If this has been addressed somewhere else I apologise, all I could find were a few comments that the BVP solvers will be revisited in the future.

While I’m new Julia, I’d be willing to learn and would be interested in contributing if that could be helpful here.

Yes, it’s a weak point of SciML. But we have a pretty grand plan for fixing it. Most BVP solvers specialize too much on ODE 2-point boundary problems, or lose any specialization. By mixing LinearSolve.jl, NonlinearSolve.jl, SparseDiffTools.jl, and ModelingToolkit.jl tearing you can generalize the specialization to a much larger class of problems since you then no longer require just a banded matrix structure (but can always automatically recover a banded matrix), which would make a much better MIRK method.

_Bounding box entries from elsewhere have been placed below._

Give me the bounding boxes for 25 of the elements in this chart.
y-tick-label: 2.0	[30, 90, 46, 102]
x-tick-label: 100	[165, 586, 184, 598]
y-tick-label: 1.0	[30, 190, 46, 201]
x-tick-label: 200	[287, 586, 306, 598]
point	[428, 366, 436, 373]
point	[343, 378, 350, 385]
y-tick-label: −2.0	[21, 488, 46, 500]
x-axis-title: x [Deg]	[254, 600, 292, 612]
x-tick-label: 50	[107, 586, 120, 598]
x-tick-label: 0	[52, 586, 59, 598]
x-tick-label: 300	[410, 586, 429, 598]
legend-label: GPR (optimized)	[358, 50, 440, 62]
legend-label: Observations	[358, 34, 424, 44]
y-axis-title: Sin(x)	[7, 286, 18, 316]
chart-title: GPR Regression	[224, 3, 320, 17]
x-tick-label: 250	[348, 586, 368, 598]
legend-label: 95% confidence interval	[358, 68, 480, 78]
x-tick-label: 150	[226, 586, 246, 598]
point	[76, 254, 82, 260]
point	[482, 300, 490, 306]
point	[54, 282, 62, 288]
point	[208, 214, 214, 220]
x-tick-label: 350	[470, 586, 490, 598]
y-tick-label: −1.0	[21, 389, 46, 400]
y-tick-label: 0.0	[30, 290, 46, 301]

Of course, that is a bit hard to see with the naked eye, but that’s how it’s progressing. We need some more development in those other tools before piecing it all together though, but would be interested to have any help possible.

In BifurcationKit, there are 2 ponits BVP solvers but there are a bit hidden because I focus on computing periodic orbits, they work in large dimension. THere is even the state of the art one based on orthogonal collocation. If the problem is stiff, you can use an homotopy with BifurcationKit to solve it.

I could extract a BVP solver if you want or you could change the boundary condition yourself in the functional.

Thank you for the update and giving some insights of where things are going.

This is probably my biggest complaint of other bvp solvers out there. They often become far too specialized on a specific problem or class of problem.

I only have a general understanding of MIRK methods. Do you have any references I could look over in regards to the techniques you plan to use to recover the banded matrices?

I think I will have to spend some time with SciML and Julia before I’d have anything to offer but I’d love to contribute when I do.

Specifically I’m solving for the equations of motion of modified gravity theories. The problem is defined by applying a line element of the form:

ds^2 = -H(r) dt^2 + G(r) d^2_{space}

Where H(r) and G(r) are the unknown metric functions defining how to construct spacetime in a given theory. These are the unknown functions that will appear in the field equations that we need to solve.

These functions typically diverge as they approach the horizon, as they do for a Schwarzschild metric. So our ICs are approximations of a divergence, and the numerical method has to step away from a divergence as well. The two together is what typically makes the problem sensitive to the IC and stiff.

I’ll have to take a look at Bifurcation.jl and ApproxFun.jl. I had looked at Bifurcation briefly but it seemed unrelated to what I was doing but I’ll go back and take another look. These suggestions are appreciated!